Was there a specific paragraph in Friedman’s lecture that convinced you that the real world works this way?
Scott Sumner
Feb 13 2014 at 11:16am
Rob, They like booms because it’s not a zero sum game. During a boom living standards rise as the extra goods produced more than compensate for the disutility of losing some leisure. And that’s because of all the distortions in the labor market. If there were no distortions then the utility from extra goods being produced would be less than the disutility of working more.
James, I meant that the Friedman lecture explains why the results are not sustainable. Regarding your other point, there is a mountain of evidence that labor market distortions exist, and theory predicts this would lower employment below the optimal level. Of course we cannot measure utility directly, so this theory is hard to test. It just seems to be the most reasonable interpretation of the evidence. In any case, my post was addressing a different problem, the asymmetry in the way many liberals regard booms as being good and also the lower labor market participation triggered by Obamacare as also being good.
James
Feb 13 2014 at 11:17pm
Scott,
I never asked for a reason to believe that booms are unsustainable and I don’t doubt that there are plenty of distortions in labor markets.

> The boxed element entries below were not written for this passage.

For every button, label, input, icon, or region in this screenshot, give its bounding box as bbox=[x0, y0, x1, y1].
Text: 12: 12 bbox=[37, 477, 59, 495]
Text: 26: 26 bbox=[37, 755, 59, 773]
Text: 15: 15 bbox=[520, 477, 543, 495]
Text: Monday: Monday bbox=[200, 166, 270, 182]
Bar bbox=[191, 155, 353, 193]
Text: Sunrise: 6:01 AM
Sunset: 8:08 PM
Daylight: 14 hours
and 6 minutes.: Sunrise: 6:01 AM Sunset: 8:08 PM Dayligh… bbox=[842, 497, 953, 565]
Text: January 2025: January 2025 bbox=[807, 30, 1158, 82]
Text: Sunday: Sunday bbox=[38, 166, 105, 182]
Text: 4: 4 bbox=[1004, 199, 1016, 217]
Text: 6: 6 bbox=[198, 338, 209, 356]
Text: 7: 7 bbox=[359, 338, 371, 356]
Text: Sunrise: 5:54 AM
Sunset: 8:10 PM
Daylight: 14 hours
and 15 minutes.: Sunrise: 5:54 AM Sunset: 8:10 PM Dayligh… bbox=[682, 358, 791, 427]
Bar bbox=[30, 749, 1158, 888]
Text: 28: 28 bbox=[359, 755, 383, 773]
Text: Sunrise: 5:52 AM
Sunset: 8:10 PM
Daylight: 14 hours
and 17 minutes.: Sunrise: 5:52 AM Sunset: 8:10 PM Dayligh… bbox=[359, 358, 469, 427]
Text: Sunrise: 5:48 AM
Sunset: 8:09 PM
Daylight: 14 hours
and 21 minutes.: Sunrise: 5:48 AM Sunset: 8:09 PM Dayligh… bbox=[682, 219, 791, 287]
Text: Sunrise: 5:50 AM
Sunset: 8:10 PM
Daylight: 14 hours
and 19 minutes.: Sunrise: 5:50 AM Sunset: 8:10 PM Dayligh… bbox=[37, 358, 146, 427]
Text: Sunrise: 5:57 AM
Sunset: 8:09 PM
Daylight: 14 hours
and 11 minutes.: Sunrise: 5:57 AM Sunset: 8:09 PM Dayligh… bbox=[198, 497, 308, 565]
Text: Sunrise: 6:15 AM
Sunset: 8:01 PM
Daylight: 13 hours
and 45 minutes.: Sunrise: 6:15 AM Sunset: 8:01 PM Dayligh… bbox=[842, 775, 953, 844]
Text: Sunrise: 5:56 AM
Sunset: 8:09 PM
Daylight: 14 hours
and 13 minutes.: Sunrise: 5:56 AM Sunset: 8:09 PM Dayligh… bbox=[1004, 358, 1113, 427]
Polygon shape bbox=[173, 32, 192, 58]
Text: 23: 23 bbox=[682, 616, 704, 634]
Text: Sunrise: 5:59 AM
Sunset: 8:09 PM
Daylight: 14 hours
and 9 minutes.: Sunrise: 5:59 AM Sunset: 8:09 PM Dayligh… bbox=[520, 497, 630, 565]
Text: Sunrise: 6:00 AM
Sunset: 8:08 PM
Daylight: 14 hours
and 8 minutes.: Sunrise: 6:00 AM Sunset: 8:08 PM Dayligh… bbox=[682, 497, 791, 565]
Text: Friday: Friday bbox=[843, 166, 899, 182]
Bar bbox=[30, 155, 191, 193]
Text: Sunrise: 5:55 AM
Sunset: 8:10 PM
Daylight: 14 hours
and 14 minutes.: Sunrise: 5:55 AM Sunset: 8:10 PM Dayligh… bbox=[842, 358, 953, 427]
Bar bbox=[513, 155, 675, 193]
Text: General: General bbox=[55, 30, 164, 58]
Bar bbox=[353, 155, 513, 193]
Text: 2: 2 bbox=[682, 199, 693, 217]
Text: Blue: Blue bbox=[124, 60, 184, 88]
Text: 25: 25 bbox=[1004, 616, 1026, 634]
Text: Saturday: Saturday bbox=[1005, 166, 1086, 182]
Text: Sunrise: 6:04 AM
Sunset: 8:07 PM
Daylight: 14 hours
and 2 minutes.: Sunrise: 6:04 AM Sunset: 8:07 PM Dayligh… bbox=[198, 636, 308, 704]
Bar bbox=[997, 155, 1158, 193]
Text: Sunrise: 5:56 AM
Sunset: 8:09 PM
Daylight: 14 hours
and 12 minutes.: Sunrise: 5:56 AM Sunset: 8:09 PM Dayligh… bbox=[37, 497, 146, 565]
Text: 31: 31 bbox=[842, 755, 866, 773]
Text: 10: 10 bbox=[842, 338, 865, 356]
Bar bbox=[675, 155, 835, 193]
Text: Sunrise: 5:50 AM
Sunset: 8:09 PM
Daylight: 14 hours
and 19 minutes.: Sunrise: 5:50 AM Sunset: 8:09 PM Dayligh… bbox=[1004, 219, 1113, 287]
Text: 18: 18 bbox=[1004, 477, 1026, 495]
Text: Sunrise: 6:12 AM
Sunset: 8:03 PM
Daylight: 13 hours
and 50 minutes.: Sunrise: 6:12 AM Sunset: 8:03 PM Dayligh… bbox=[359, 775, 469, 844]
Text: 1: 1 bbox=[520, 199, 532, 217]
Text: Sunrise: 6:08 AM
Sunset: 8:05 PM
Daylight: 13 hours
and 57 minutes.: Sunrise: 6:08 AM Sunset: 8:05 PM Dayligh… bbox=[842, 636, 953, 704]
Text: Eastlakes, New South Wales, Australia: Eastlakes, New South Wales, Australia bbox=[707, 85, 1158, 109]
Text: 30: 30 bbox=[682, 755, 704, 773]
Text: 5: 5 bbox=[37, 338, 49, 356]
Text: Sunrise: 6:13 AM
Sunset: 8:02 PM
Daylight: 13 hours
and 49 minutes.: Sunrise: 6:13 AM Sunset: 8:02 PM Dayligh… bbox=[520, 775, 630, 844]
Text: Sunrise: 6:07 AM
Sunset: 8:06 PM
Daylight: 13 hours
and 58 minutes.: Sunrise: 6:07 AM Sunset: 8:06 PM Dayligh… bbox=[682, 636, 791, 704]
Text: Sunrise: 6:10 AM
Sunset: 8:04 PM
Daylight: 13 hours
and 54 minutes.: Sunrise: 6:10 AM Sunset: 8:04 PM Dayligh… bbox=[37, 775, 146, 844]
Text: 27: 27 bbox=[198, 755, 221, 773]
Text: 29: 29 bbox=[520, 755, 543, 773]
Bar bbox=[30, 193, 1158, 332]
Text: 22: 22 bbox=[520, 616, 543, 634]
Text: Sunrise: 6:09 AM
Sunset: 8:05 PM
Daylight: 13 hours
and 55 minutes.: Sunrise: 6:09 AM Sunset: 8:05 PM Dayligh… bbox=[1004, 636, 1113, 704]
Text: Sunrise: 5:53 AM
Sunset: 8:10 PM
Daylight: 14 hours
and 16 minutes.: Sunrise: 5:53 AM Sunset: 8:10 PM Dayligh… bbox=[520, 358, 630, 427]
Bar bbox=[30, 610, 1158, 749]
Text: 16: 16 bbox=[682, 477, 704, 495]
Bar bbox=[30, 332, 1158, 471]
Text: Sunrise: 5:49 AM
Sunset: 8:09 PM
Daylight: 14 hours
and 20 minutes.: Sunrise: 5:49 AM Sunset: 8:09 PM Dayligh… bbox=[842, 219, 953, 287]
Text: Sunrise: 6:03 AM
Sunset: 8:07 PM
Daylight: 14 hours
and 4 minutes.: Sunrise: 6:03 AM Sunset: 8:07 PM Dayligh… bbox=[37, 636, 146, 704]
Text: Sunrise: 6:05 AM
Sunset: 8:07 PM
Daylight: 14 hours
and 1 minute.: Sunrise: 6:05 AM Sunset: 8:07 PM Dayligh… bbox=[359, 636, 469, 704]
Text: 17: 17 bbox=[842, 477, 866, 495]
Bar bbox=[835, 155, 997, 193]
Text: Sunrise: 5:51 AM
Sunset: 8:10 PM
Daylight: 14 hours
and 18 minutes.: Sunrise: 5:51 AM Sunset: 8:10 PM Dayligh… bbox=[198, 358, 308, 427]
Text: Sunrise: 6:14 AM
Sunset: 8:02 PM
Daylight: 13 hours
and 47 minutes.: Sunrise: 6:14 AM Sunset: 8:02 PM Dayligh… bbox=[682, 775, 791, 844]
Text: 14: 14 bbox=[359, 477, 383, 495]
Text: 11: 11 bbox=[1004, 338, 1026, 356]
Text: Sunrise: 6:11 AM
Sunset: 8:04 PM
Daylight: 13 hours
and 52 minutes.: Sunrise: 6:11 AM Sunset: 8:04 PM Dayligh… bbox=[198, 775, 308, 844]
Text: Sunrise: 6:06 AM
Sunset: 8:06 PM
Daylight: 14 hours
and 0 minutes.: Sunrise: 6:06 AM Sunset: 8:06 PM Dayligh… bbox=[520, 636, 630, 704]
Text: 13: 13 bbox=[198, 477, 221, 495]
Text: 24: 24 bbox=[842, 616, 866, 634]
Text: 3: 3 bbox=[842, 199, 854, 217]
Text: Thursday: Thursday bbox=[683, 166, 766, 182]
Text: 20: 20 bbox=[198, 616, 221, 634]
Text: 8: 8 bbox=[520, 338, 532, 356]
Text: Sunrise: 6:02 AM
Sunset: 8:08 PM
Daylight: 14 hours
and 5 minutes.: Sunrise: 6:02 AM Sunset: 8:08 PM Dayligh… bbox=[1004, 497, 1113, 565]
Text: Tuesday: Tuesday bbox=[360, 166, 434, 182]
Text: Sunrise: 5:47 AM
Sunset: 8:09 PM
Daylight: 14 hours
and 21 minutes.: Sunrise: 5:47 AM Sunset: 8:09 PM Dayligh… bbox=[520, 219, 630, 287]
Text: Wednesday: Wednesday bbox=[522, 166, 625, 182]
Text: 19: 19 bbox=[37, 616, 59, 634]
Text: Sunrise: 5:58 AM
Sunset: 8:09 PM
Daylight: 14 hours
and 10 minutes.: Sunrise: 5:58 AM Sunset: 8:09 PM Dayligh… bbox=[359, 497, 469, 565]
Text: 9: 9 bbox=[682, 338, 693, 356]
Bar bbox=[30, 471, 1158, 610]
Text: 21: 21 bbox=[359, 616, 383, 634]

The only objection I’ve raised is to your claim that booms feel good because of offsetting distortions. But you’ve claimed that when a boom causes hours worked to move back toward the optimal amount of hours worked, this actually makes people better off.
Well, I can tell a story where the opposite holds: Everyone in my scenario works less than n* hours because under the existing income tax, their consumption-leisure utility is maximized when nlower indifference curve in their consumption/labor choice set. This is Friedman’s story and it contradicts your position.
Do you have some similar story in which people could be on a higher indifference curve but they choose to be on a lower indifference curve most of the time, but then during booms they do something they could have done all along and get to that higher indifference curve? If you can’t sketch out a scenario where this is possible, you probably don’t have adequate reason to believe that the offsetting distortions increase welfare.
I’m only addressing your macro claim because you are a macro guy, and because that’s the part I believe you got wrong. I could not agree more with your point about the inconsistency of how people react to Obamacare’s employment effects. But you don’t need to support your argument with a very speculative macro theory. Hard boiled mainstream micro is sufficient.
James
Feb 15 2014 at 12:33am
Correction to my third para:
Everyone in my scenario works less than n* hours because under the existing income tax, their consumption-leisure utility is maximized when n is less than n*. Then some unexpected inflation is misperceived as an increase in the real wage so people work more. But the actual purchasing power of their wage has not risen at all so they wind up on a lower indifference curve in their consumption/labor choice set. This is Friedman’s story and it contradicts your position.